Function template explicit specialization c++

Question

My book mentions two ways for explicit specialization:

template <> void Swap<int> (int &, int &);
template <> void Swap(int &, int&);

what is the difference between both? when to use one and when to use the other? what is exactly the <> after the function name?

Answer 1

what is the difference between both?

There is no difference.

In the second case, you are letting the compiler perform type deduction from the signature of the specialization. Therefore, both forms declare a specialization of Swap<T>() for T = int.

when to use one and when to use the other?

At your discretion, when one form or the other meets your requirements in terms of readability or ease of maintenance.

what is exactly the <> after the function name?

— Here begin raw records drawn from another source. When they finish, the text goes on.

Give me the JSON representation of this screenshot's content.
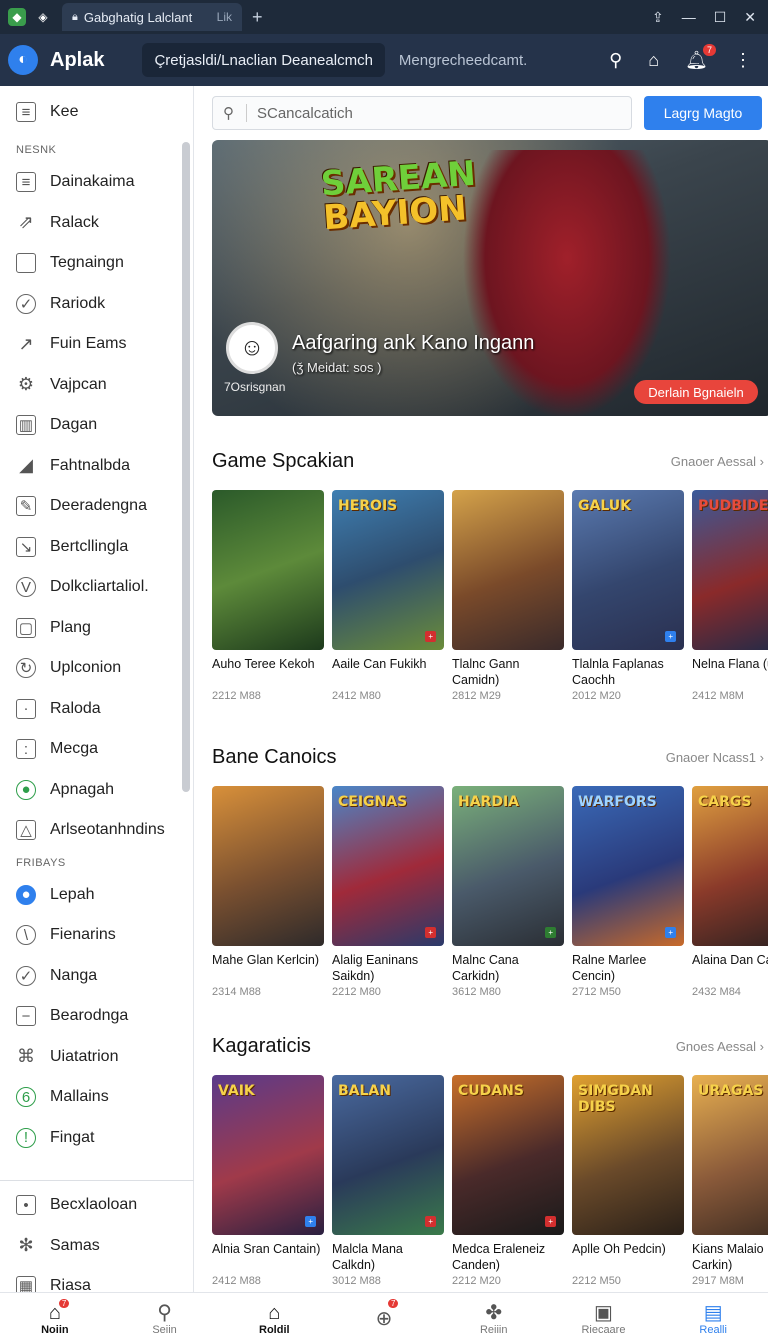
{
  "browser": {
    "tab_title": "Gabghatig Lalclant",
    "tab_close": "Lik",
    "new_tab": "+"
  },
  "header": {
    "app_name": "Aplak",
    "url": "Çretjasldi/Lnaclian Deanealcmch",
    "url_suffix": "Mengrecheedcamt.",
    "notif_count": "7"
  },
  "sidebar": {
    "top_item": "Kee",
    "section1": "NESNK",
    "items1": [
      "Dainakaima",
      "Ralack",
      "Tegnaingn",
      "Rariodk",
      "Fuin Eams",
      "Vajpcan",
      "Dagan",
      "Fahtnalbda",
      "Deeradengna",
      "Bertcllingla",
      "Dolkcliartaliol.",
      "Plang",
      "Uplconion",
      "Raloda",
      "Mecga",
      "Apnagah",
      "Arlseotanhndins"
    ],
    "section2": "FRIBAYS",
    "items2": [
      "Lepah",
      "Fienarins",
      "Nanga",
      "Bearodnga",
      "Uiatatrion",
      "Mallains",
      "Fingat"
    ],
    "items3": [
      "Becxlaoloan",
      "Samas",
      "Riasa"
    ]
  },
  "search": {
    "placeholder": "SCancalcatich",
    "button": "Lagrg Magto"
  },
  "hero": {
    "logo_line1": "SAREAN",
    "logo_line2": "BAYION",
    "title": "Aafgaring ank Kano Ingann",
    "subtitle": "(ǯ Meidat: sos )",
    "meta": "7Osrisgnan",
    "button": "Derlain Bgnaieln"
  },
  "sections": [
    {
      "title": "Game Spcakian",
      "more": "Gnaoer Aessal",
      "cards": [
        {
          "art": "",
          "name": "Auho Teree Kekoh",
          "size": "2212 M88"
        },
        {
          "art": "HEROIS",
          "name": "Aaile Can Fukikh",
          "size": "2412 M80"
        },
        {
          "art": "",
          "name": "Tlalnc Gann Camidn)",
          "size": "2812 M29"
        },
        {
          "art": "GALUK",
          "name": "Tlalnla Faplanas Caochh",
          "size": "2012 M20"
        },
        {
          "art": "PUDBIDE",
          "name": "Nelna Flana (ualkdi)",
          "size": "2412 M8M"
        }
      ]
    },
    {
      "title": "Bane Canoics",
      "more": "Gnaoer Ncass1",
      "cards": [
        {
          "art": "",
          "name": "Mahe Glan Kerlcin)",
          "size": "2314 M88"
        },
        {
          "art": "CEIGNAS",
          "name": "Alalig Eaninans Saikdn)",
          "size": "2212 M80"
        },
        {
          "art": "HARDIA",
          "name": "Malnc Cana Carkidn)",
          "size": "3612 M80"
        },
        {
          "art": "WARFORS",
          "name": "Ralne Marlee Cencin)",
          "size": "2712 M50"
        },
        {
          "art": "CARGS",
          "name": "Alaina Dan Caolcor)",
          "size": "2432 M84"
        }
      ]
    },
    {
      "title": "Kagaraticis",
      "more": "Gnoes Aessal",
      "cards": [
        {
          "art": "VAIK",
          "name": "Alnia Sran Cantain)",
          "size": "2412 M88"
        },
        {
          "art": "BALAN",
          "name": "Malcla Mana Calkdn)",
          "size": "3012 M88"
        },
        {
          "art": "CUDANS",
          "name": "Medca Eraleneiz Canden)",
          "size": "2212 M20"
        },
        {
          "art": "SIMGDAN DIBS",
          "name": "Aplle Oh Pedcin)",
          "size": "2212 M50"
        },
        {
          "art": "URAGAS",
          "name": "Kians Malaio Carkin)",
          "size": "2917 M8M"
        }
      ]
    }
  ],
  "bottom_nav": [
    {
      "label": "Noiin",
      "badge": "7"
    },
    {
      "label": "Seiin",
      "badge": ""
    },
    {
      "label": "Roldil",
      "badge": ""
    },
    {
      "label": "",
      "badge": "7"
    },
    {
      "label": "Reiiin",
      "badge": ""
    },
    {
      "label": "Riecaare",
      "badge": ""
    },
    {
      "label": "Realli",
      "badge": ""
    }
  ]
}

When it comes after the function name, it is the syntax for specifying template arguments:

template<typename T = double, typename U = char>
void foo();

foo<int, bool>(); // Specifies explicit template arguments
foo<>(); // Use default template arguments
foo(); // Same as above, allowed for *function* templates only

When it comes after the template keyword, it is the syntax for introducing a (class or function) template specialization.

Answer 2

The first example is the real way to explicitly specialize a template, the second example is just a shortcut for the first way since the compiler can deduced the type itself from the function signature. The result is the same, there is no real difference.

The <>is used to give the template parameter to a templated structure, in this case the template parameter is the type of the manipulated data and the specialization is for the type int.